Several dozen Lawrence residents gather to celebrate groundbreaking of new affordable housing development

photo by: Bremen Keasey/Journal-World

Members of Lawrence's Ninth Street Missionary Baptist Church’s Hope Project break the ground on a new site for affordable housing Monday evening. The project, which is expected to begin in July, will add six new transitional housing units for families.

Several dozen Lawrence residents gathered near the corner of Tennessee and Ninth streets to celebrate the groundbreaking for a transitional housing development.

The groundbreaking was for a new six-unit development from the Ninth Street Missionary Baptist Church’s Hope Project that will serve as transitional housing for families who had recently been homeless. A three-story residential building will replace a parking lot at 909 Tennessee St., right next door to a four-unit building at 913 Tennessee St. that serves the same purpose.

Takisha Derritt, the program manager for the church’s project, said during the event it was a long awaited dream to be able to add more affordable housing options. Derritt noted the expansion of the Hope Project was possible with help from other organizations like Family Promise, the Douglas County budget committee and Justice Matters.

Derritt told the Journal-World the project had been thinking of expanding the transitional housing available for previously homeless families for several years, but getting funds from the city helped make the plan a reality.

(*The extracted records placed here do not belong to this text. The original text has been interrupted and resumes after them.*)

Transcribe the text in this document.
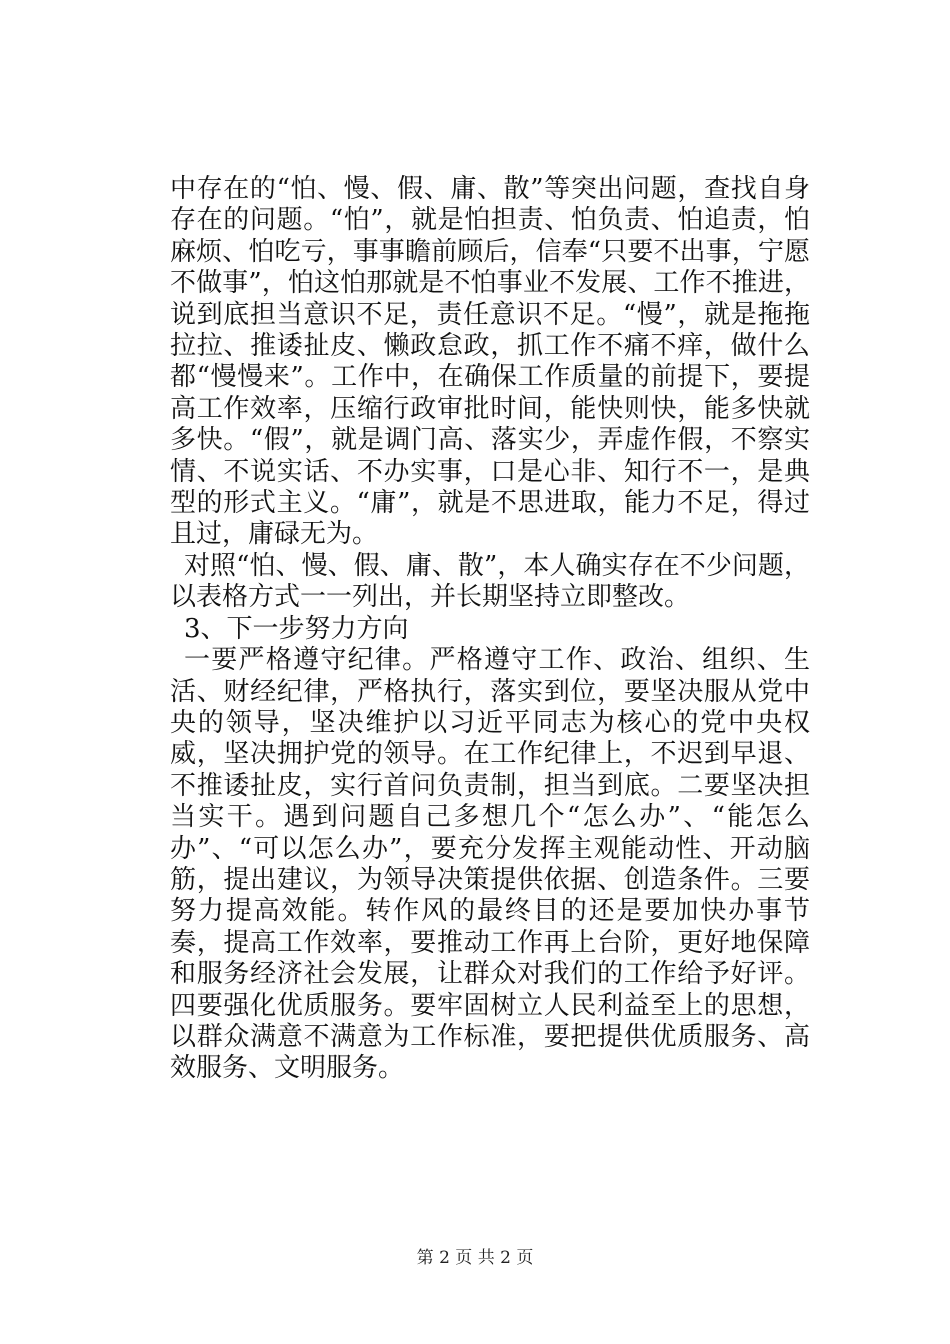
中存在的“怕、慢、假、庸、散”等突出问题，查找自身存在的问题。“怕”，就是怕担责、怕负责、怕追责，怕麻烦、怕吃亏，事事瞻前顾后，信奉“只要不出事，宁愿不做事”，怕这怕那就是不怕事业不发展、工作不推进，说到底担当意识不足，责任意识不足。“慢”，就是拖拖拉拉、推诿扯皮、懒政怠政，抓工作不痛不痒，做什么都“慢慢来”。工作中，在确保工作质量的前提下，要提高工作效率，压缩行政审批时间，能快则快，能多快就多快。“假”，就是调门高、落实少，弄虚作假，不察实情、不说实话、不办实事，口是心非、知行不一，是典型的形式主义。“庸”，就是不思进取，能力不足，得过且过，庸碌无为。

对照“怕、慢、假、庸、散”，本人确实存在不少问题，以表格方式一一列出，并长期坚持立即整改。

3、下一步努力方向

一要严格遵守纪律。严格遵守工作、政治、组织、生活、财经纪律，严格执行，落实到位，要坚决服从党中央的领导，坚决维护以习近平同志为核心的党中央权威，坚决拥护党的领导。在工作纪律上，不迟到早退、不推诿扯皮，实行首问负责制，担当到底。二要坚决担当实干。遇到问题自己多想几个“怎么办”、“能怎么办”、“可以怎么办”，要充分发挥主观能动性、开动脑筋，提出建议，为领导决策提供依据、创造条件。三要努力提高效能。转作风的最终目的还是要加快办事节奏，提高工作效率，要推动工作再上台阶，更好地保障和服务经济社会发展，让群众对我们的工作给予好评。四要强化优质服务。要牢固树立人民利益至上的思想，以群众满意不满意为工作标准，要把提供优质服务、高效服务、文明服务。

第 2 页 共 2 页
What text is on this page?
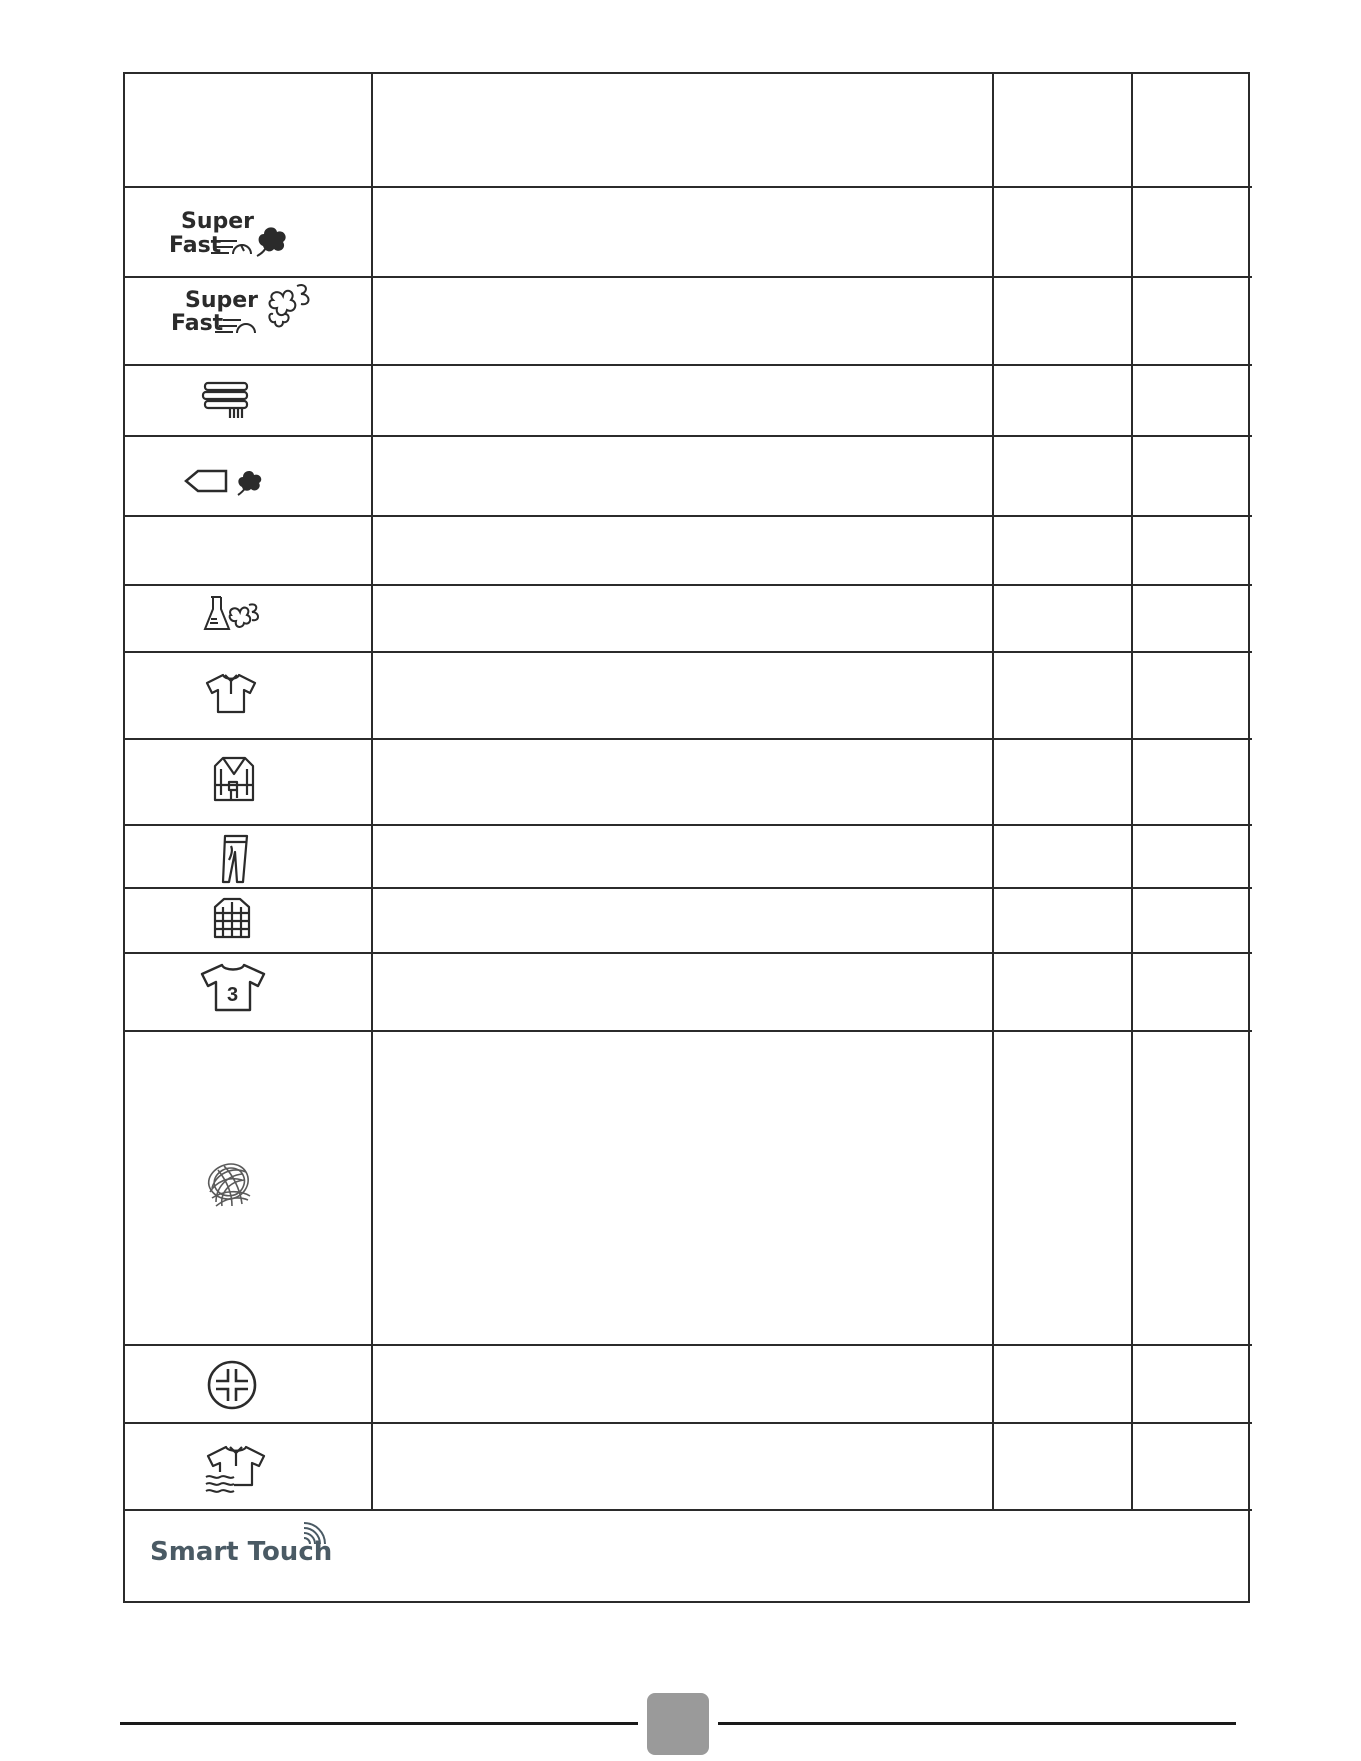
Super
Fast
Super
Fast
3
Smart Touch
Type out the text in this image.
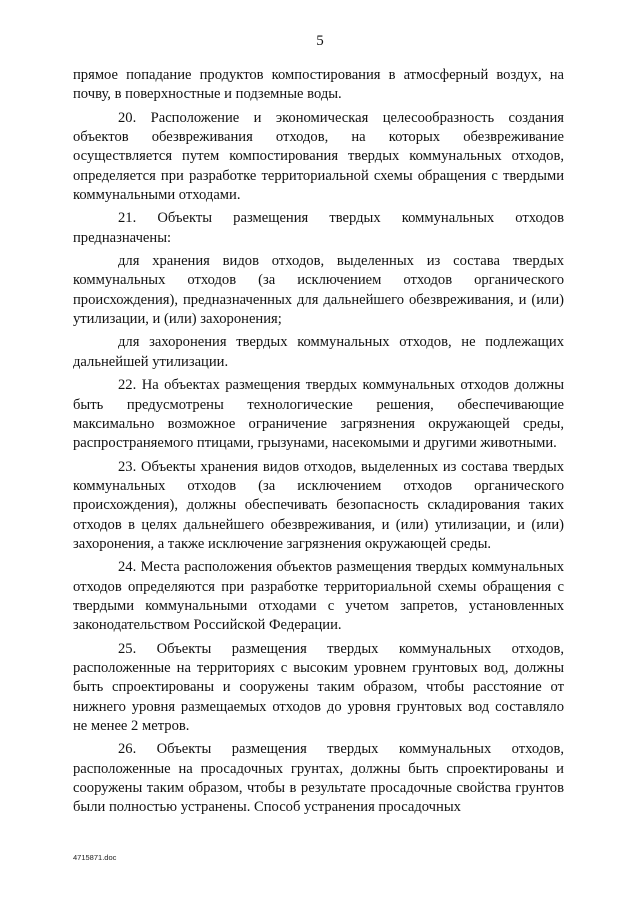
5

прямое попадание продуктов компостирования в атмосферный воздух, на почву, в поверхностные и подземные воды.

20. Расположение и экономическая целесообразность создания объектов обезвреживания отходов, на которых обезвреживание осуществляется путем компостирования твердых коммунальных отходов, определяется при разработке территориальной схемы обращения с твердыми коммунальными отходами.

21. Объекты размещения твердых коммунальных отходов предназначены:

для хранения видов отходов, выделенных из состава твердых коммунальных отходов (за исключением отходов органического происхождения), предназначенных для дальнейшего обезвреживания, и (или) утилизации, и (или) захоронения;

для захоронения твердых коммунальных отходов, не подлежащих дальнейшей утилизации.

22. На объектах размещения твердых коммунальных отходов должны быть предусмотрены технологические решения, обеспечивающие максимально возможное ограничение загрязнения окружающей среды, распространяемого птицами, грызунами, насекомыми и другими животными.

23. Объекты хранения видов отходов, выделенных из состава твердых коммунальных отходов (за исключением отходов органического происхождения), должны обеспечивать безопасность складирования таких отходов в целях дальнейшего обезвреживания, и (или) утилизации, и (или) захоронения, а также исключение загрязнения окружающей среды.

24. Места расположения объектов размещения твердых коммунальных отходов определяются при разработке территориальной схемы обращения с твердыми коммунальными отходами с учетом запретов, установленных законодательством Российской Федерации.

25. Объекты размещения твердых коммунальных отходов, расположенные на территориях с высоким уровнем грунтовых вод, должны быть спроектированы и сооружены таким образом, чтобы расстояние от нижнего уровня размещаемых отходов до уровня грунтовых вод составляло не менее 2 метров.

26. Объекты размещения твердых коммунальных отходов, расположенные на просадочных грунтах, должны быть спроектированы и сооружены таким образом, чтобы в результате просадочные свойства грунтов были полностью устранены. Способ устранения просадочных

4715871.doc
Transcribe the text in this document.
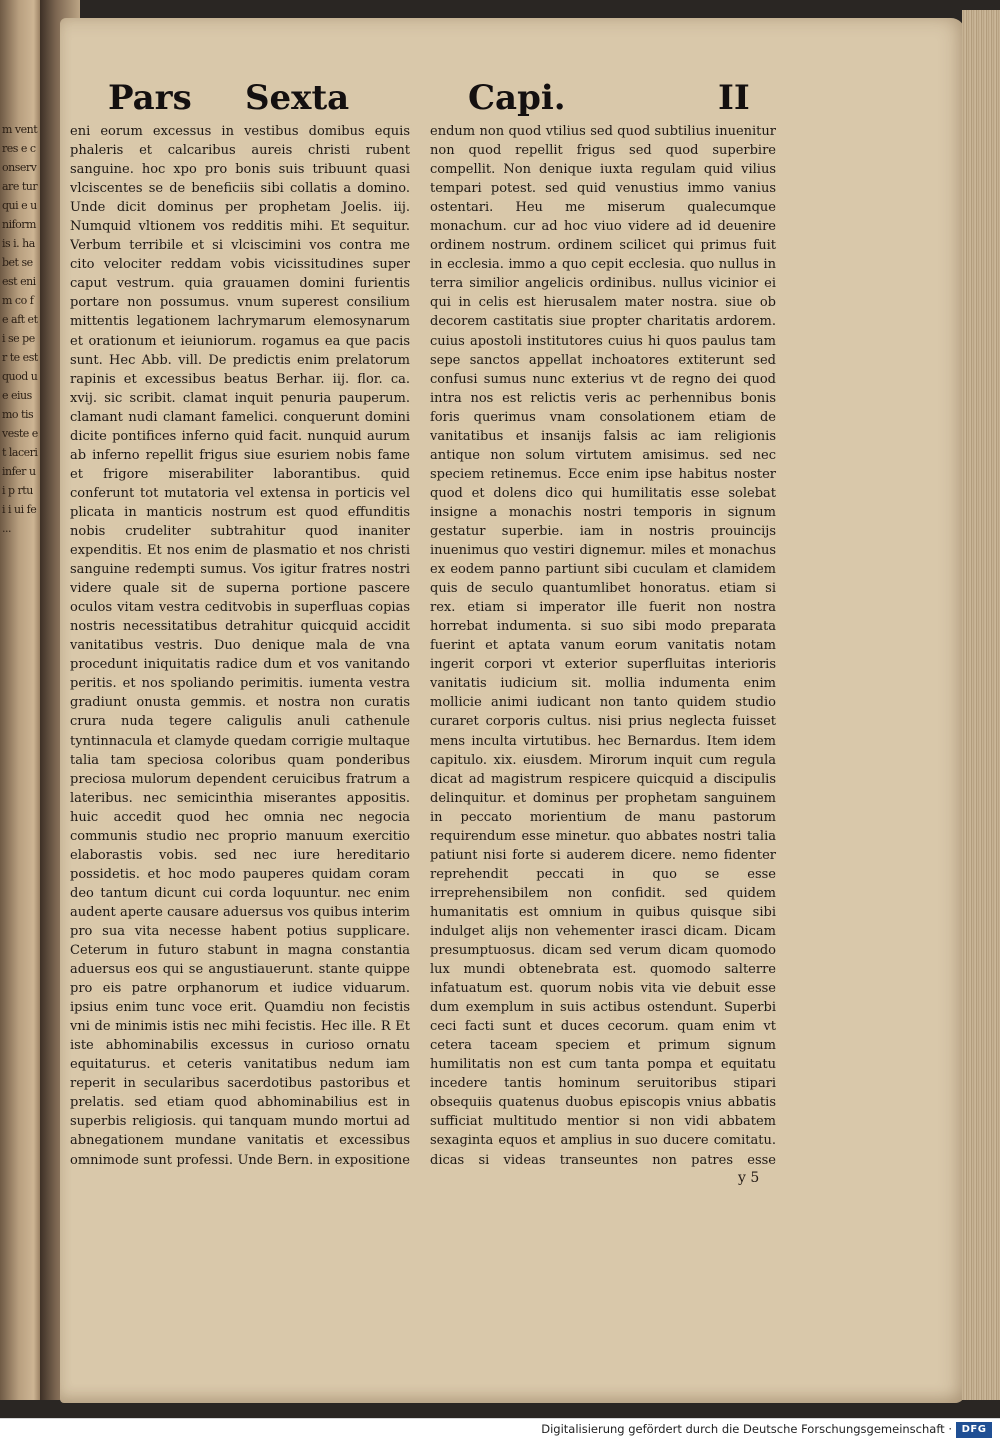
m ventres e conservare tur qui e uniformis i. habet se est enim co fe aft eti se per te est quod ue eius mo tis veste et laceri infer ui p rtu i i ui fe ...
Pars Sexta	Capi.	II

eni eorum excessus in vestibus domibus equis phaleris et calcaribus aureis christi rubent sanguine. hoc xpo pro bonis suis tribuunt quasi vlciscentes se de beneficiis sibi collatis a domino. Unde dicit dominus per prophetam Joelis. iij. Numquid vltionem vos redditis mihi. Et sequitur. Verbum terribile et si vlciscimini vos contra me cito velociter reddam vobis vicissitudines super caput vestrum. quia grauamen domini furientis portare non possumus. vnum superest consilium mittentis legationem lachrymarum elemosynarum et orationum et ieiuniorum. rogamus ea que pacis sunt. Hec Abb. vill. De predictis enim prelatorum rapinis et excessibus beatus Berhar. iij. flor. ca. xvij. sic scribit. clamat inquit penuria pauperum. clamant nudi clamant famelici. conquerunt domini dicite pontifices inferno quid facit. nunquid aurum ab inferno repellit frigus siue esuriem nobis fame et frigore miserabiliter laborantibus. quid conferunt tot mutatoria vel extensa in porticis vel plicata in manticis nostrum est quod effunditis nobis crudeliter subtrahitur quod inaniter expenditis. Et nos enim de plasmatio et nos christi sanguine redempti sumus. Vos igitur fratres nostri videre quale sit de superna portione pascere oculos vitam vestra ceditvobis in superfluas copias nostris necessitatibus detrahitur quicquid accidit vanitatibus vestris. Duo denique mala de vna procedunt iniquitatis radice dum et vos vanitando peritis. et nos spoliando perimitis. iumenta vestra gradiunt onusta gemmis. et nostra non curatis crura nuda tegere caligulis anuli cathenule tyntinnacula et clamyde quedam corrigie multaque talia tam speciosa coloribus quam ponderibus preciosa mulorum dependent ceruicibus fratrum a lateribus. nec semicinthia miserantes appositis. huic accedit quod hec omnia nec negocia communis studio nec proprio manuum exercitio elaborastis vobis. sed nec iure hereditario possidetis. et hoc modo pauperes quidam coram deo tantum dicunt cui corda loquuntur. nec enim audent aperte causare aduersus vos quibus interim pro sua vita necesse habent potius supplicare. Ceterum in futuro stabunt in magna constantia aduersus eos qui se angustiauerunt. stante quippe pro eis patre orphanorum et iudice viduarum. ipsius enim tunc voce erit. Quamdiu non fecistis vni de minimis istis nec mihi fecistis. Hec ille. R Et iste abhominabilis excessus in curioso ornatu equitaturus. et ceteris vanitatibus nedum iam reperit in secularibus sacerdotibus pastoribus et prelatis. sed etiam quod abhominabilius est in superbis religiosis. qui tanquam mundo mortui ad abnegationem mundane vanitatis et excessibus omnimode sunt professi. Unde Bern. in expositione

endum non quod vtilius sed quod subtilius inuenitur non quod repellit frigus sed quod superbire compellit. Non denique iuxta regulam quid vilius tempari potest. sed quid venustius immo vanius ostentari. Heu me miserum qualecumque monachum. cur ad hoc viuo videre ad id deuenire ordinem nostrum. ordinem scilicet qui primus fuit in ecclesia. immo a quo cepit ecclesia. quo nullus in terra similior angelicis ordinibus. nullus vicinior ei qui in celis est hierusalem mater nostra. siue ob decorem castitatis siue propter charitatis ardorem. cuius apostoli institutores cuius hi quos paulus tam sepe sanctos appellat inchoatores extiterunt sed confusi sumus nunc exterius vt de regno dei quod intra nos est relictis veris ac perhennibus bonis foris querimus vnam consolationem etiam de vanitatibus et insanijs falsis ac iam religionis antique non solum virtutem amisimus. sed nec speciem retinemus. Ecce enim ipse habitus noster quod et dolens dico qui humilitatis esse solebat insigne a monachis nostri temporis in signum gestatur superbie. iam in nostris prouincijs inuenimus quo vestiri dignemur. miles et monachus ex eodem panno partiunt sibi cuculam et clamidem quis de seculo quantumlibet honoratus. etiam si rex. etiam si imperator ille fuerit non nostra horrebat indumenta. si suo sibi modo preparata fuerint et aptata vanum eorum vanitatis notam ingerit corpori vt exterior superfluitas interioris vanitatis iudicium sit. mollia indumenta enim mollicie animi iudicant non tanto quidem studio curaret corporis cultus. nisi prius neglecta fuisset mens inculta virtutibus. hec Bernardus. Item idem capitulo. xix. eiusdem. Mirorum inquit cum regula dicat ad magistrum respicere quicquid a discipulis delinquitur. et dominus per prophetam sanguinem in peccato morientium de manu pastorum requirendum esse minetur. quo abbates nostri talia patiunt nisi forte si auderem dicere. nemo fidenter reprehendit peccati in quo se esse irreprehensibilem non confidit. sed quidem humanitatis est omnium in quibus quisque sibi indulget alijs non vehementer irasci dicam. Dicam presumptuosus. dicam sed verum dicam quomodo lux mundi obtenebrata est. quomodo salterre infatuatum est. quorum nobis vita vie debuit esse dum exemplum in suis actibus ostendunt. Superbi ceci facti sunt et duces cecorum. quam enim vt cetera taceam speciem et primum signum humilitatis non est cum tanta pompa et equitatu incedere tantis hominum seruitoribus stipari obsequiis quatenus duobus episcopis vnius abbatis sufficiat multitudo mentior si non vidi abbatem sexaginta equos et amplius in suo ducere comitatu. dicas si videas transeuntes non patres esse

y 5
Digitalisierung gefördert durch die Deutsche Forschungsgemeinschaft · DFG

The project received $300,000 from the city’s Affordable Housing Trust Fund in 2024, as the Journal-World reported. Monte Soukup, the chair of the city’s Affordable Housing Advisory Board, said during the meeting those funds come from a sales tax that Lawrence residents approved, so the entire community helped make this expansion possible. He thanked the Hope Project for “being brave” and working to add more affordable units in a city that needs them.

“It’s easy to talk about problems, but it is harder to step in and do the work,” Soukup said.

Eric Galbreath, the church’s pastor, said he was happy to see the project coming to fruition in part because of the church’s goals of meeting the needs of its community and wanting to set an example of the values it preaches. Galbreath believes this project getting underway is “only the beginning” of great things happening in the community.

Derritt said the project, which was approved by the Lawrence City Commission in May as the Journal-World reported, should see construction start in July.